A specific solution I have used which works nicely for names is to create index tables for things you wish to index and search quickly like last names, and then encrypt these index column(s) only.

For example, you could create a table where the key column contains one entry for every possible combination of characters A-Z in a 3-letter string (and include spaces for all but the first character). Like this:

A__
AA_
AAA
AAB
AAC
AAD
..
..
..
ZZY
ZZZ

Then when you add a person to your database, you add their index to a second column which is just a list of person ID's.

Example: In your patients table, you would have an entry for smith like this:

231    Smith    John    A     1/1/2016   .... etc

and this entry would be encrypted, perhaps all columns but the ID 231. You would then add this person to the index table:

SMH    [342, 2342, 562, 12]
SMI    [123, 175, 11, 231]

Now you encrypt this second column (the list of ID's). So when you search for a last name, you can type in 'smi' and quickly retrieve all of the last names that start with this letter combination. If you don't have the key, you will just see a cyphertext. You can actually create two columns in such a table, one for first name and one for last name.

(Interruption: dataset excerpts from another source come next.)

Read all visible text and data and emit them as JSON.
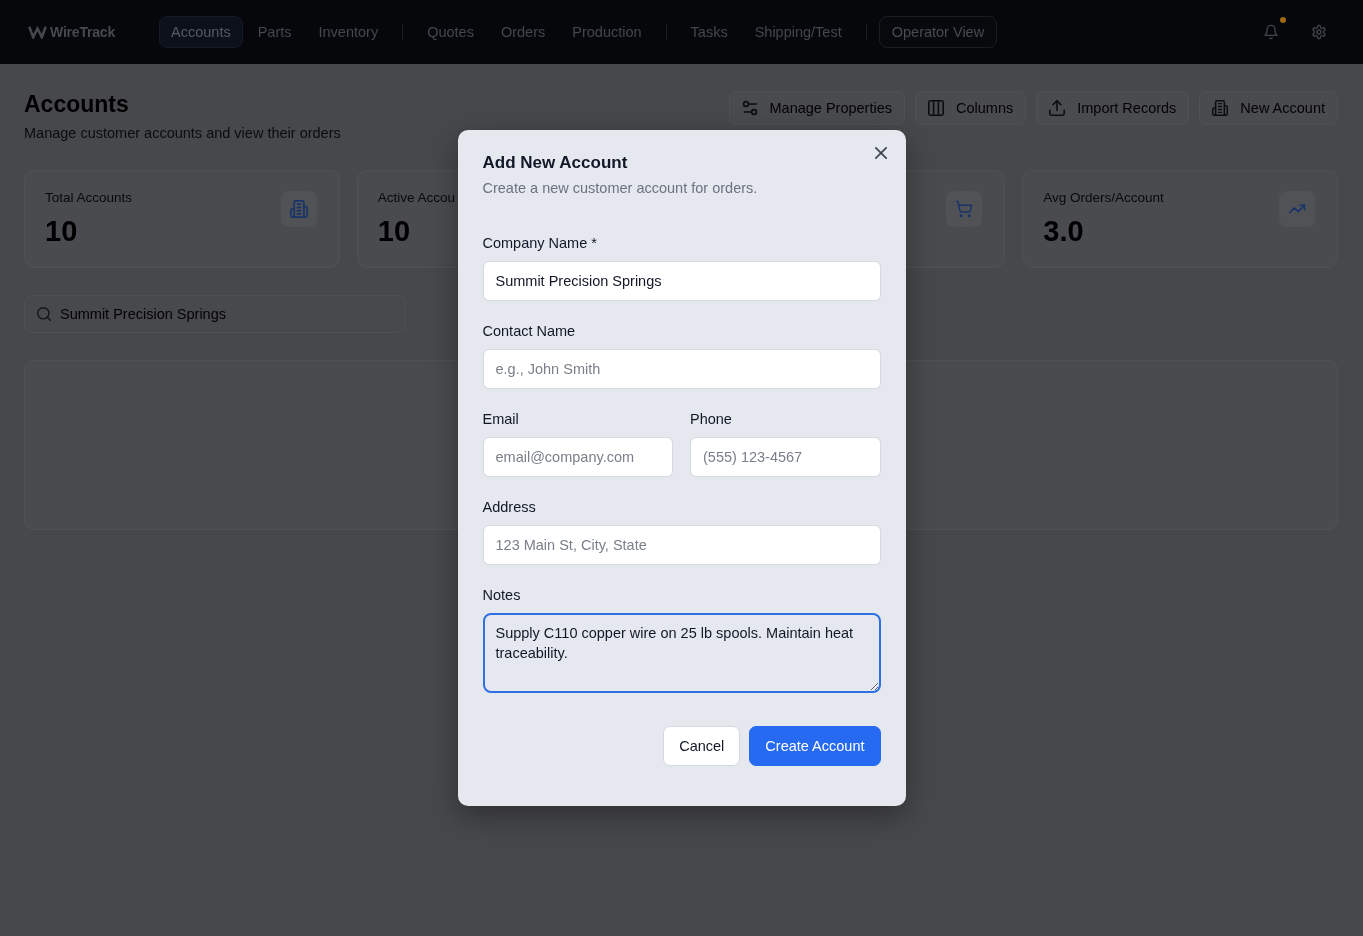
{
  "nav": {
    "logo": "WireTrack",
    "groups": [
      [
        {
          "label": "Accounts",
          "selected": true
        },
        {
          "label": "Parts",
          "selected": false
        },
        {
          "label": "Inventory",
          "selected": false
        }
      ],
      [
        {
          "label": "Quotes",
          "selected": false
        },
        {
          "label": "Orders",
          "selected": false
        },
        {
          "label": "Production",
          "selected": false
        }
      ],
      [
        {
          "label": "Tasks",
          "selected": false
        },
        {
          "label": "Shipping/Test",
          "selected": false
        }
      ]
    ],
    "operator_button": "Operator View",
    "notifications": {
      "unread": true
    }
  },
  "header": {
    "title": "Accounts",
    "subtitle": "Manage customer accounts and view their orders",
    "actions": [
      "Manage Properties",
      "Columns",
      "Import Records",
      "New Account"
    ]
  },
  "stats": [
    {
      "label": "Total Accounts",
      "value": "10"
    },
    {
      "label": "Active Accou",
      "value": "10"
    },
    {
      "label": "Avg Orders/Account",
      "value": "3.0"
    }
  ],
  "search": {
    "value": "Summit Precision Springs"
  },
  "dialog": {
    "title": "Add New Account",
    "subtitle": "Create a new customer account for orders.",
    "rows": [
      [
        {
          "kind": "text",
          "label": "Company Name *",
          "value": "Summit Precision Springs",
          "focused": false
        }
      ],
      [
        {
          "kind": "text",
          "label": "Contact Name",
          "placeholder": "e.g., John Smith",
          "focused": false
        }
      ],
      [
        {
          "kind": "text",
          "label": "Email",
          "placeholder": "email@company.com",
          "focused": false
        },
        {
          "kind": "text",
          "label": "Phone",
          "placeholder": "(555) 123-4567",
          "focused": false
        }
      ],
      [
        {
          "kind": "text",
          "label": "Address",
          "placeholder": "123 Main St, City, State",
          "focused": false
        }
      ],
      [
        {
          "kind": "textarea",
          "label": "Notes",
          "value": "Supply C110 copper wire on 25 lb spools. Maintain heat traceability.",
          "focused": true
        }
      ]
    ],
    "buttons": [
      {
        "kind": "secondary",
        "label": "Cancel"
      },
      {
        "kind": "primary",
        "label": "Create Account"
      }
    ]
  }
}
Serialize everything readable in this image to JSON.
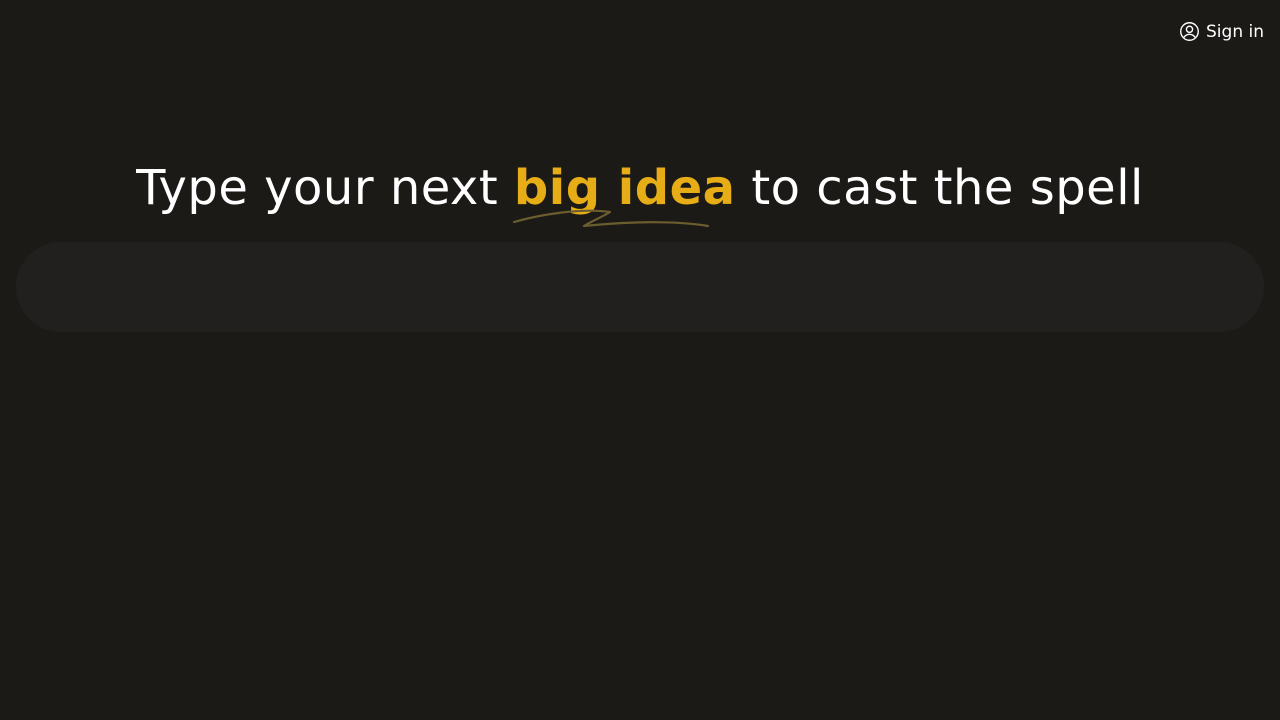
{
  "header": {
    "signin_label": "Sign in",
    "signin_icon": "user-circle-icon"
  },
  "hero": {
    "headline_before": "Type your next",
    "headline_accent": "big idea",
    "headline_after": "to cast the spell",
    "accent_color": "#e6ad17"
  },
  "prompt": {
    "value": "",
    "placeholder": ""
  },
  "theme": {
    "background": "#1c1a17",
    "input_background": "#21201e",
    "text": "#ffffff"
  }
}
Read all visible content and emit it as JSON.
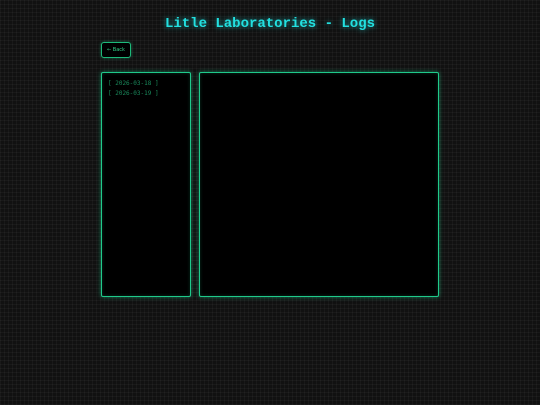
{
  "header": {
    "title": "Litle Laboratories - Logs"
  },
  "nav": {
    "back_label": "← Back"
  },
  "sidebar": {
    "log_entries": [
      {
        "label": "[ 2026-03-18 ]"
      },
      {
        "label": "[ 2026-03-19 ]"
      }
    ]
  },
  "content": {
    "text": ""
  },
  "colors": {
    "title": "#22e0e0",
    "accent": "#1fc98a",
    "background": "#111111",
    "panel": "#000000"
  }
}
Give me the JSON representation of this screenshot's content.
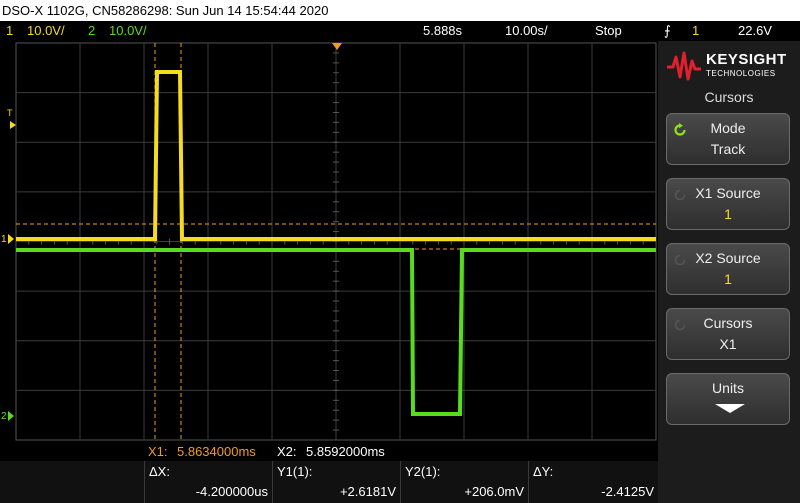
{
  "title": "DSO-X 1102G, CN58286298: Sun Jun 14 15:54:44 2020",
  "status": {
    "ch1_num": "1",
    "ch1_scale": "10.0V/",
    "ch2_num": "2",
    "ch2_scale": "10.0V/",
    "time_delay": "5.888s",
    "time_scale": "10.00s/",
    "run_state": "Stop",
    "trig_slope": "⨍",
    "trig_src": "1",
    "trig_level": "22.6V"
  },
  "plot": {
    "trigger_marker": "T",
    "ch1_ground_marker": "1",
    "ch2_ground_marker": "2"
  },
  "cursors_readout": {
    "x1_label": "X1:",
    "x1_value": "5.8634000ms",
    "x2_label": "X2:",
    "x2_value": "5.8592000ms"
  },
  "measurements": [
    {
      "label": "ΔX:",
      "value": "-4.200000us"
    },
    {
      "label": "Y1(1):",
      "value": "+2.6181V"
    },
    {
      "label": "Y2(1):",
      "value": "+206.0mV"
    },
    {
      "label": "ΔY:",
      "value": "-2.4125V"
    }
  ],
  "sidebar": {
    "brand_name": "KEYSIGHT",
    "brand_sub": "TECHNOLOGIES",
    "menu_title": "Cursors",
    "softkeys": [
      {
        "label": "Mode",
        "value": "Track"
      },
      {
        "label": "X1 Source",
        "value": "1"
      },
      {
        "label": "X2 Source",
        "value": "1"
      },
      {
        "label": "Cursors",
        "value": "X1"
      },
      {
        "label": "Units",
        "value": ""
      }
    ]
  },
  "colors": {
    "ch1": "#f5dc1e",
    "ch2": "#5adc1e",
    "cursor": "#f39c1e",
    "grid": "#3c3c3c"
  }
}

This method is just as quick as a plaintext index and uses some of the same underlying principles. You can do the same thing with a soundex ('sounds like') by constructing a table with all possible soundex patterns as your left column, and person (patient?) Id's as another column. By creating multiple such indices you can develop a nice way to hone in on the name you are looking for.

You can also extend to more characters if you like but obviously this lengthens your table by more than an order of magnitude for each letter. It does have the advantage of making your index more specific (not always what you want). Truthfully any type of histogram where you can bin the persons using their names will work. I have seen this done with date of birth as well. anything you need to search on.

A table like this suffers from some vulnerabilities, particularly that because the number of entries for certain buckets may be very short, it would be possible for an attacker to determine which names have no entries in the system. However, using a sort of random 'salt' in your index list can help with this. Other problems include the need to constantly update all of your indices every time values get updated.

But even so, this method creates a nicely encrypted system that goes beyond data-at-rest. Data-at-rest only protects you from attackers who cannot gain authorization to your systems, but this system provides a layer of protection against DBA's and other personnel who may need to work in the database but do not need (or want) to see the personal data contained within. They will just see ciphertext. So, an additional key is needed by the users or systems that actually need/want to access this information. Ashley Madison would have been wise to employ such a tactic.

Hope this helps.

Answer 3

Sometimes, "encrypt the data" really means "encrypt the data at rest". Which is to say that you can use Transparent Data Encryption to protect your database files, backups, and the like but the data is plainly viewable through querying. Find out if this would be sufficient to meet whatever regulations you're trying to satisfy and that will make your job a whole lot easier.